ENTREVISTA COM DANIEL VILA E ESTER PUJOL
Podem falar-nos um pouco sobre qual foi a inspiração inicial para esta coleção?
Estávamos a pensar na imaterialidade da luz, em como, de certa forma, um candeeiro pode conter a luz, tornando-se numa forma por si só.
Inspirámo-nos na ideia de apertar a luz.
Gostamos da ideia de uma escada pendente de linhas paralelas iluminadas, ordenadas pela gravidade, ligadas entre si num ponto em que cada candeeiro repousa e segura o seguinte, desenvolvendo um diálogo visual, uma sinfonia de luz.

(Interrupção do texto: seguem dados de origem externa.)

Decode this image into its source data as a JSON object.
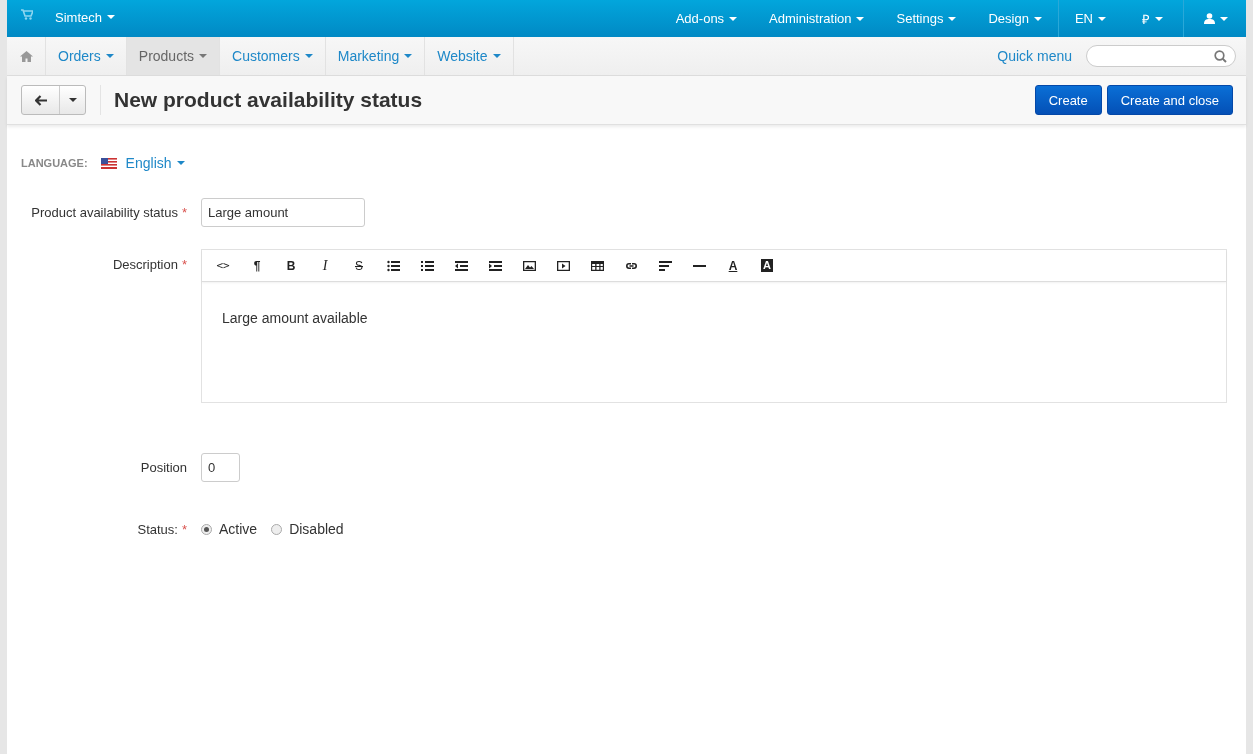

O que é mais importante para si quando concebe luminárias?
Ter em mente, não apenas a lâmpada em si, mas também o que queremos comunicar, que tipo de ambiente queremos criar. Para nós, a iluminação é, sem dúvida, o elemento mais importante para criar uma atmosfera agradável, tem o poder de mudar o estado de espírito, de modificar o nosso biorritmo... por isso, sentimos uma enorme responsabilidade ao desenhá-la.
A partir daqui, tentamos embrulhar tudo isto no envelope mais adequado.